The world's simplest open-source nanopore alignment and assembly algorithm

Primary LanguageJupyter NotebookMIT LicenseMIT

SpoonFedNanopore

The world's simplest open-source nanopore alignment and assembly pipeline. This is meant to be an educational tool that Just Works(TM), and walks a user through assembling a metagenome from raw nanopore reads. This pipeline also performs gene annotation using MetaGeneMark and gives the user taxanomic information through Mash.

Uses

  • Educational tool for teaching undergrads or high school students the basics of genome assembly
  • Simple tool for WIMP (What's In My Pot) analysis that doesn't require any external tools
  • Citizen scientist that wants to sequence whatever's on their roommate's toothbrush

Workflow

DirtPore Workflow

Reads are first classified based on genomic distance using 4mers using Mash.
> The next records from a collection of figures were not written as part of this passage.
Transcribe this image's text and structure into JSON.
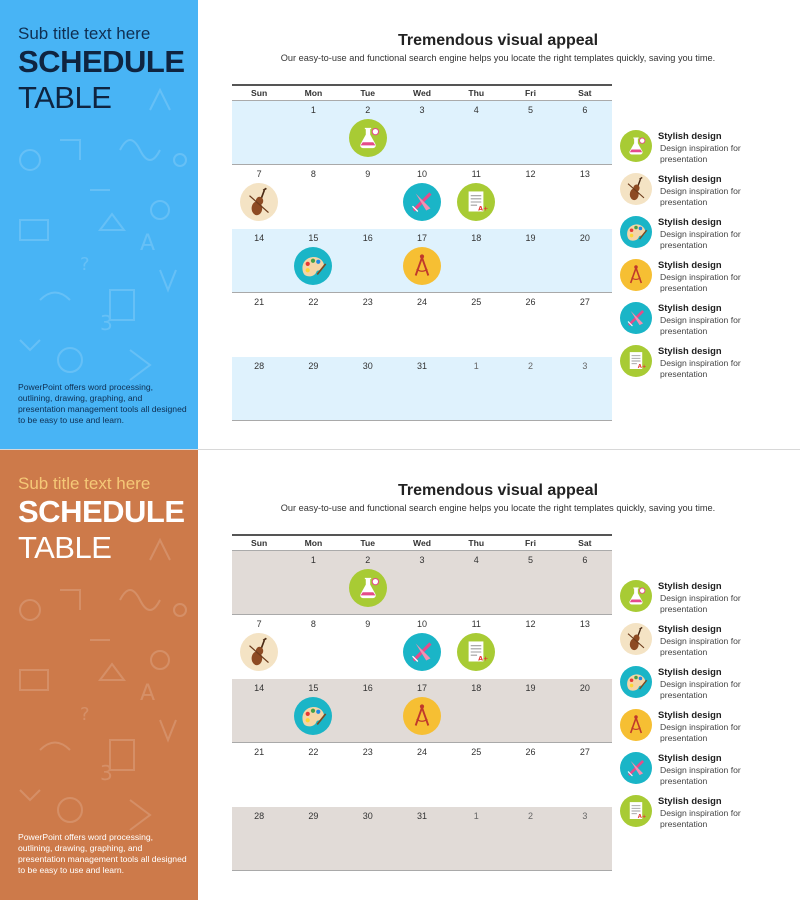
{
  "slides": [
    {
      "theme": "blue",
      "side_color": "#48b4f5",
      "subtitle": "Sub title text here",
      "heading_bold": "SCHEDULE",
      "heading_light": "TABLE",
      "side_text": "PowerPoint offers word processing, outlining, drawing, graphing, and presentation management tools all designed to be easy to use and learn.",
      "title": "Tremendous visual appeal",
      "description": "Our easy-to-use and functional search engine helps you locate the right templates quickly, saving you time.",
      "calendar": {
        "days": [
          "Sun",
          "Mon",
          "Tue",
          "Wed",
          "Thu",
          "Fri",
          "Sat"
        ],
        "weeks": [
          [
            {
              "n": ""
            },
            {
              "n": "1"
            },
            {
              "n": "2",
              "icon": "flask-icon"
            },
            {
              "n": "3"
            },
            {
              "n": "4"
            },
            {
              "n": "5"
            },
            {
              "n": "6"
            }
          ],
          [
            {
              "n": "7",
              "icon": "violin-icon"
            },
            {
              "n": "8"
            },
            {
              "n": "9"
            },
            {
              "n": "10",
              "icon": "ruler-icon"
            },
            {
              "n": "11",
              "icon": "document-icon"
            },
            {
              "n": "12"
            },
            {
              "n": "13"
            }
          ],
          [
            {
              "n": "14"
            },
            {
              "n": "15",
              "icon": "palette-icon"
            },
            {
              "n": "16"
            },
            {
              "n": "17",
              "icon": "compass-icon"
            },
            {
              "n": "18"
            },
            {
              "n": "19"
            },
            {
              "n": "20"
            }
          ],
          [
            {
              "n": "21"
            },
            {
              "n": "22"
            },
            {
              "n": "23"
            },
            {
              "n": "24"
            },
            {
              "n": "25"
            },
            {
              "n": "26"
            },
            {
              "n": "27"
            }
          ],
          [
            {
              "n": "28"
            },
            {
              "n": "29"
            },
            {
              "n": "30"
            },
            {
              "n": "31"
            },
            {
              "n": "1",
              "dim": true
            },
            {
              "n": "2",
              "dim": true
            },
            {
              "n": "3",
              "dim": true
            }
          ]
        ]
      },
      "legend": [
        {
          "icon": "flask-icon",
          "title": "Stylish design",
          "text": "Design inspiration for presentation"
        },
        {
          "icon": "violin-icon",
          "title": "Stylish design",
          "text": "Design inspiration for presentation"
        },
        {
          "icon": "palette-icon",
          "title": "Stylish design",
          "text": "Design inspiration for presentation"
        },
        {
          "icon": "compass-icon",
          "title": "Stylish design",
          "text": "Design inspiration for presentation"
        },
        {
          "icon": "ruler-icon",
          "title": "Stylish design",
          "text": "Design inspiration for presentation"
        },
        {
          "icon": "document-icon",
          "title": "Stylish design",
          "text": "Design inspiration for presentation"
        }
      ]
    },
    {
      "theme": "orange",
      "side_color": "#cd7a4a",
      "subtitle": "Sub title text here",
      "heading_bold": "SCHEDULE",
      "heading_light": "TABLE",
      "side_text": "PowerPoint offers word processing, outlining, drawing, graphing, and presentation management tools all designed to be easy to use and learn.",
      "title": "Tremendous visual appeal",
      "description": "Our easy-to-use and functional search engine helps you locate the right templates quickly, saving you time.",
      "calendar": {
        "days": [
          "Sun",
          "Mon",
          "Tue",
          "Wed",
          "Thu",
          "Fri",
          "Sat"
        ],
        "weeks": [
          [
            {
              "n": ""
            },
            {
              "n": "1"
            },
            {
              "n": "2",
              "icon": "flask-icon"
            },
            {
              "n": "3"
            },
            {
              "n": "4"
            },
            {
              "n": "5"
            },
            {
              "n": "6"
            }
          ],
          [
            {
              "n": "7",
              "icon": "violin-icon"
            },
            {
              "n": "8"
            },
            {
              "n": "9"
            },
            {
              "n": "10",
              "icon": "ruler-icon"
            },
            {
              "n": "11",
              "icon": "document-icon"
            },
            {
              "n": "12"
            },
            {
              "n": "13"
            }
          ],
          [
            {
              "n": "14"
            },
            {
              "n": "15",
              "icon": "palette-icon"
            },
            {
              "n": "16"
            },
            {
              "n": "17",
              "icon": "compass-icon"
            },
            {
              "n": "18"
            },
            {
              "n": "19"
            },
            {
              "n": "20"
            }
          ],
          [
            {
              "n": "21"
            },
            {
              "n": "22"
            },
            {
              "n": "23"
            },
            {
              "n": "24"
            },
            {
              "n": "25"
            },
            {
              "n": "26"
            },
            {
              "n": "27"
            }
          ],
          [
            {
              "n": "28"
            },
            {
              "n": "29"
            },
            {
              "n": "30"
            },
            {
              "n": "31"
            },
            {
              "n": "1",
              "dim": true
            },
            {
              "n": "2",
              "dim": true
            },
            {
              "n": "3",
              "dim": true
            }
          ]
        ]
      },
      "legend": [
        {
          "icon": "flask-icon",
          "title": "Stylish design",
          "text": "Design inspiration for presentation"
        },
        {
          "icon": "violin-icon",
          "title": "Stylish design",
          "text": "Design inspiration for presentation"
        },
        {
          "icon": "palette-icon",
          "title": "Stylish design",
          "text": "Design inspiration for presentation"
        },
        {
          "icon": "compass-icon",
          "title": "Stylish design",
          "text": "Design inspiration for presentation"
        },
        {
          "icon": "ruler-icon",
          "title": "Stylish design",
          "text": "Design inspiration for presentation"
        },
        {
          "icon": "document-icon",
          "title": "Stylish design",
          "text": "Design inspiration for presentation"
        }
      ]
    }
  ],
  "icon_colors": {
    "flask-icon": "#a8cb34",
    "violin-icon": "#f4e3c4",
    "palette-icon": "#1ab5c7",
    "compass-icon": "#f6bf33",
    "ruler-icon": "#1ab5c7",
    "document-icon": "#a8cb34"
  }
}
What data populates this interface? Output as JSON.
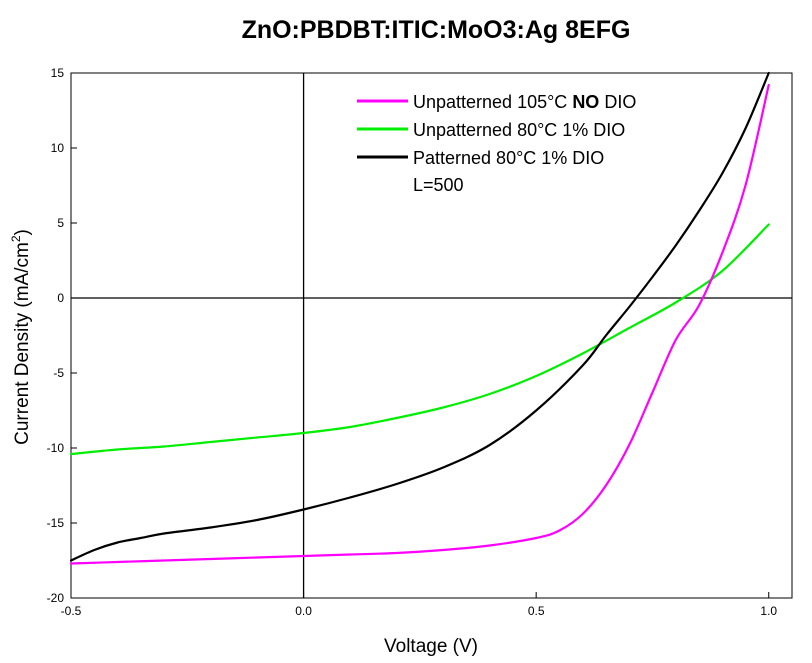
{
  "chart_data": {
    "type": "line",
    "title": "ZnO:PBDBT:ITIC:MoO3:Ag  8EFG",
    "xlabel": "Voltage (V)",
    "ylabel": "Current Density (mA/cm",
    "ylabel_sup": "2",
    "ylabel_close": ")",
    "xlim": [
      -0.5,
      1.05
    ],
    "ylim": [
      -20,
      15
    ],
    "xticks": [
      -0.5,
      0.0,
      0.5,
      1.0
    ],
    "xtick_labels": [
      "-0.5",
      "0.0",
      "0.5",
      "1.0"
    ],
    "yticks": [
      -20,
      -15,
      -10,
      -5,
      0,
      5,
      10,
      15
    ],
    "ytick_labels": [
      "-20",
      "-15",
      "-10",
      "-5",
      "0",
      "5",
      "10",
      "15"
    ],
    "zero_lines": true,
    "grid": false,
    "legend_position": "top-right",
    "legend_note": "L=500",
    "series": [
      {
        "name_parts": [
          "Unpatterned 105°C ",
          "NO",
          " DIO"
        ],
        "color": "#ff00ff",
        "x": [
          -0.5,
          -0.4,
          -0.3,
          -0.2,
          -0.1,
          0.0,
          0.1,
          0.2,
          0.3,
          0.4,
          0.5,
          0.55,
          0.6,
          0.65,
          0.7,
          0.75,
          0.8,
          0.85,
          0.9,
          0.95,
          1.0
        ],
        "y": [
          -17.7,
          -17.6,
          -17.5,
          -17.4,
          -17.3,
          -17.2,
          -17.1,
          -17.0,
          -16.8,
          -16.5,
          -16.0,
          -15.5,
          -14.4,
          -12.5,
          -9.8,
          -6.3,
          -2.8,
          -0.5,
          3.0,
          7.5,
          14.2
        ]
      },
      {
        "name": "Unpatterned 80°C 1% DIO",
        "color": "#00ee00",
        "x": [
          -0.5,
          -0.4,
          -0.3,
          -0.2,
          -0.1,
          0.0,
          0.1,
          0.2,
          0.3,
          0.4,
          0.5,
          0.6,
          0.7,
          0.8,
          0.9,
          1.0
        ],
        "y": [
          -10.4,
          -10.1,
          -9.9,
          -9.6,
          -9.3,
          -9.0,
          -8.6,
          -8.0,
          -7.3,
          -6.4,
          -5.2,
          -3.7,
          -2.0,
          -0.3,
          1.8,
          4.9
        ]
      },
      {
        "name": "Patterned 80°C 1% DIO",
        "color": "#000000",
        "x": [
          -0.5,
          -0.45,
          -0.4,
          -0.35,
          -0.3,
          -0.2,
          -0.1,
          0.0,
          0.1,
          0.2,
          0.3,
          0.4,
          0.5,
          0.6,
          0.65,
          0.7,
          0.75,
          0.8,
          0.85,
          0.9,
          0.95,
          1.0
        ],
        "y": [
          -17.5,
          -16.8,
          -16.3,
          -16.0,
          -15.7,
          -15.3,
          -14.8,
          -14.1,
          -13.3,
          -12.4,
          -11.3,
          -9.8,
          -7.5,
          -4.5,
          -2.5,
          -0.6,
          1.4,
          3.5,
          5.8,
          8.3,
          11.3,
          15.0
        ]
      }
    ]
  }
}
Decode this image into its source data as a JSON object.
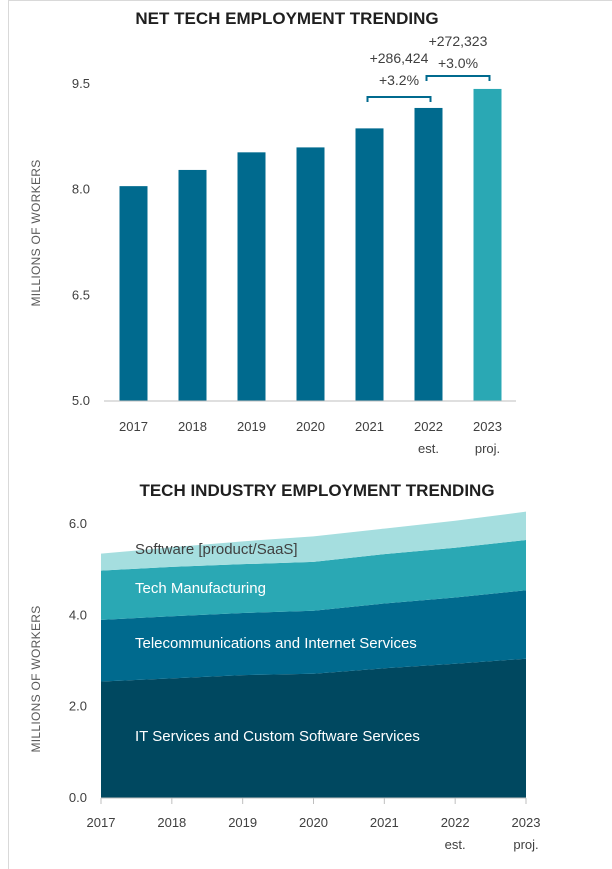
{
  "chart_data": [
    {
      "type": "bar",
      "title": "NET TECH EMPLOYMENT TRENDING",
      "ylabel": "MILLIONS OF WORKERS",
      "xlabel": "",
      "ylim": [
        5.0,
        10.0
      ],
      "yticks": [
        "5.0",
        "6.5",
        "8.0",
        "9.5"
      ],
      "categories": [
        "2017",
        "2018",
        "2019",
        "2020",
        "2021",
        "2022",
        "2023"
      ],
      "category_notes": [
        "",
        "",
        "",
        "",
        "",
        "est.",
        "proj."
      ],
      "values": [
        8.05,
        8.28,
        8.53,
        8.6,
        8.87,
        9.16,
        9.43
      ],
      "colors": [
        "#006a8e",
        "#006a8e",
        "#006a8e",
        "#006a8e",
        "#006a8e",
        "#006a8e",
        "#2aa8b4"
      ],
      "annotations": [
        {
          "text": "+286,424",
          "pct": "+3.2%",
          "from": "2021",
          "to": "2022"
        },
        {
          "text": "+272,323",
          "pct": "+3.0%",
          "from": "2022",
          "to": "2023"
        }
      ],
      "grid": false
    },
    {
      "type": "area",
      "stacked": true,
      "title": "TECH INDUSTRY EMPLOYMENT TRENDING",
      "ylabel": "MILLIONS OF WORKERS",
      "xlabel": "",
      "ylim": [
        0,
        6.3
      ],
      "yticks": [
        "0.0",
        "2.0",
        "4.0",
        "6.0"
      ],
      "x": [
        "2017",
        "2018",
        "2019",
        "2020",
        "2021",
        "2022",
        "2023"
      ],
      "x_notes": [
        "",
        "",
        "",
        "",
        "",
        "est.",
        "proj."
      ],
      "series": [
        {
          "name": "IT Services and Custom Software Services",
          "color": "#004860",
          "label_color": "#ffffff",
          "values": [
            2.55,
            2.62,
            2.69,
            2.72,
            2.84,
            2.94,
            3.05
          ]
        },
        {
          "name": "Telecommunications and Internet Services",
          "color": "#006a8e",
          "label_color": "#ffffff",
          "values": [
            1.35,
            1.36,
            1.36,
            1.38,
            1.42,
            1.45,
            1.5
          ]
        },
        {
          "name": "Tech Manufacturing",
          "color": "#2aa8b4",
          "label_color": "#ffffff",
          "values": [
            1.08,
            1.08,
            1.07,
            1.07,
            1.08,
            1.09,
            1.1
          ]
        },
        {
          "name": "Software [product/SaaS]",
          "color": "#a5dedf",
          "label_color": "#404040",
          "values": [
            0.37,
            0.43,
            0.5,
            0.56,
            0.56,
            0.59,
            0.62
          ]
        }
      ],
      "grid": false
    }
  ]
}
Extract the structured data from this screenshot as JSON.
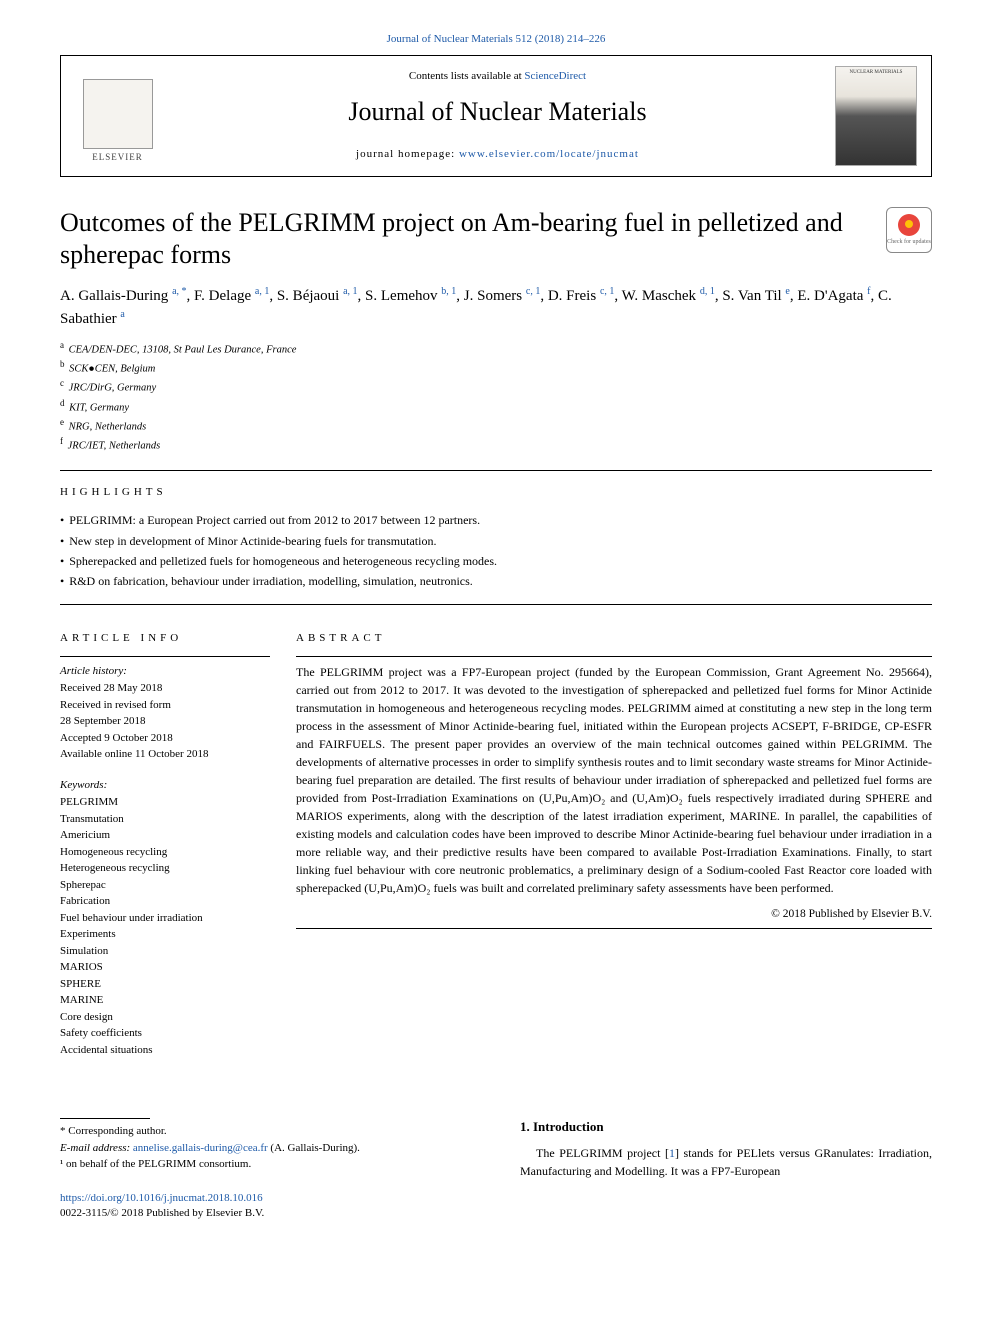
{
  "top_link_text": "Journal of Nuclear Materials 512 (2018) 214–226",
  "header": {
    "contents_prefix": "Contents lists available at ",
    "contents_link": "ScienceDirect",
    "journal": "Journal of Nuclear Materials",
    "homepage_prefix": "journal homepage: ",
    "homepage_link": "www.elsevier.com/locate/jnucmat",
    "elsevier_label": "ELSEVIER",
    "cover_label": "NUCLEAR MATERIALS"
  },
  "title": "Outcomes of the PELGRIMM project on Am-bearing fuel in pelletized and spherepac forms",
  "check_updates_label": "Check for updates",
  "authors_html": "A. Gallais-During <sup class='lnk'>a, *</sup>, F. Delage <sup class='lnk'>a, 1</sup>, S. Béjaoui <sup class='lnk'>a, 1</sup>, S. Lemehov <sup class='lnk'>b, 1</sup>, J. Somers <sup class='lnk'>c, 1</sup>, D. Freis <sup class='lnk'>c, 1</sup>, W. Maschek <sup class='lnk'>d, 1</sup>, S. Van Til <sup class='lnk'>e</sup>, E. D'Agata <sup class='lnk'>f</sup>, C. Sabathier <sup class='lnk'>a</sup>",
  "affiliations": [
    {
      "sup": "a",
      "text": "CEA/DEN-DEC, 13108, St Paul Les Durance, France"
    },
    {
      "sup": "b",
      "text": "SCK●CEN, Belgium"
    },
    {
      "sup": "c",
      "text": "JRC/DirG, Germany"
    },
    {
      "sup": "d",
      "text": "KIT, Germany"
    },
    {
      "sup": "e",
      "text": "NRG, Netherlands"
    },
    {
      "sup": "f",
      "text": "JRC/IET, Netherlands"
    }
  ],
  "highlights_head": "HIGHLIGHTS",
  "highlights": [
    "PELGRIMM: a European Project carried out from 2012 to 2017 between 12 partners.",
    "New step in development of Minor Actinide-bearing fuels for transmutation.",
    "Spherepacked and pelletized fuels for homogeneous and heterogeneous recycling modes.",
    "R&D on fabrication, behaviour under irradiation, modelling, simulation, neutronics."
  ],
  "article_info_head": "ARTICLE INFO",
  "abstract_head": "ABSTRACT",
  "history_title": "Article history:",
  "history": [
    "Received 28 May 2018",
    "Received in revised form",
    "28 September 2018",
    "Accepted 9 October 2018",
    "Available online 11 October 2018"
  ],
  "keywords_title": "Keywords:",
  "keywords": [
    "PELGRIMM",
    "Transmutation",
    "Americium",
    "Homogeneous recycling",
    "Heterogeneous recycling",
    "Spherepac",
    "Fabrication",
    "Fuel behaviour under irradiation",
    "Experiments",
    "Simulation",
    "MARIOS",
    "SPHERE",
    "MARINE",
    "Core design",
    "Safety coefficients",
    "Accidental situations"
  ],
  "abstract": "The PELGRIMM project was a FP7-European project (funded by the European Commission, Grant Agreement No. 295664), carried out from 2012 to 2017. It was devoted to the investigation of spherepacked and pelletized fuel forms for Minor Actinide transmutation in homogeneous and heterogeneous recycling modes. PELGRIMM aimed at constituting a new step in the long term process in the assessment of Minor Actinide-bearing fuel, initiated within the European projects ACSEPT, F-BRIDGE, CP-ESFR and FAIRFUELS. The present paper provides an overview of the main technical outcomes gained within PELGRIMM. The developments of alternative processes in order to simplify synthesis routes and to limit secondary waste streams for Minor Actinide-bearing fuel preparation are detailed. The first results of behaviour under irradiation of spherepacked and pelletized fuel forms are provided from Post-Irradiation Examinations on (U,Pu,Am)O₂ and (U,Am)O₂ fuels respectively irradiated during SPHERE and MARIOS experiments, along with the description of the latest irradiation experiment, MARINE. In parallel, the capabilities of existing models and calculation codes have been improved to describe Minor Actinide-bearing fuel behaviour under irradiation in a more reliable way, and their predictive results have been compared to available Post-Irradiation Examinations. Finally, to start linking fuel behaviour with core neutronic problematics, a preliminary design of a Sodium-cooled Fast Reactor core loaded with spherepacked (U,Pu,Am)O₂ fuels was built and correlated preliminary safety assessments have been performed.",
  "copyright": "© 2018 Published by Elsevier B.V.",
  "intro_head": "1.  Introduction",
  "intro_body_pre": "The PELGRIMM project [",
  "intro_ref": "1",
  "intro_body_post": "] stands for PELlets versus GRanulates: Irradiation, Manufacturing and Modelling. It was a FP7-European",
  "footnotes": {
    "corr_label": "* Corresponding author.",
    "email_label": "E-mail address: ",
    "email": "annelise.gallais-during@cea.fr",
    "email_author": " (A. Gallais-During).",
    "note1": "¹  on behalf of the PELGRIMM consortium.",
    "doi": "https://doi.org/10.1016/j.jnucmat.2018.10.016",
    "issn_line": "0022-3115/© 2018 Published by Elsevier B.V."
  },
  "colors": {
    "link": "#1e5aa8",
    "rule": "#000000",
    "text": "#000000",
    "bg": "#ffffff"
  }
}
The reads are classified into bins which are then assembled into genomes using canu. The resulting assemblies are then blasted using TAXBLAST to see the taxanomic information from the sample. The pipeline also does simple gene annotation using MetaGeneMark.

Requirements

Pipeline must be run on a computer with atleast 4 GB of RAM

Dependencies

  • docker
  • git

Installation

Install the Docker Community Edition here for your distribution.

Mac specific

Run docker application Preferences -> Advanced Set Memory slider to the highest settings Apply changes

Mac and Linux

$ git clone https://github.com/NCBI-Hackathons/SpoonFedNanopore.git
$ cd SpoonFedNanopore/
$ docker build .
$ docker images
# Use the hash given by this command, and replace YOURHASH with the Image ID given
$ docker run -it -p 8888:8888 -v $PWD:/work YOURHASH

TODO instruction for building from docker store

Disclaimer

Current workflow only implements the Canu assembly of raw reads and then the taxonomic information. Later steps will introduce the read clustering by Mash.

References

  1. Li, H. (2016). Minimap and miniasm: fast mapping and de novo assembly for noisy long sequences. Bioinformatics 32(14), 2103–2110.
  2. Li, H. (2017). Minimap2: pairwise alignment for nucleotide sequences. arXiv.
  3. Loman, N. J. and Quinlan, A. R. (2014). Poretools: a toolkit for analyzing nanopore sequence data. Bioinformatics 30(23), 3399–3401.
  4. Loman, N. J., Quick, J. and Simpson, J. T. (2015). A complete bacterial genome assembled de novo using only nanopore sequencing data. Nature Methods 12(8), 733–735.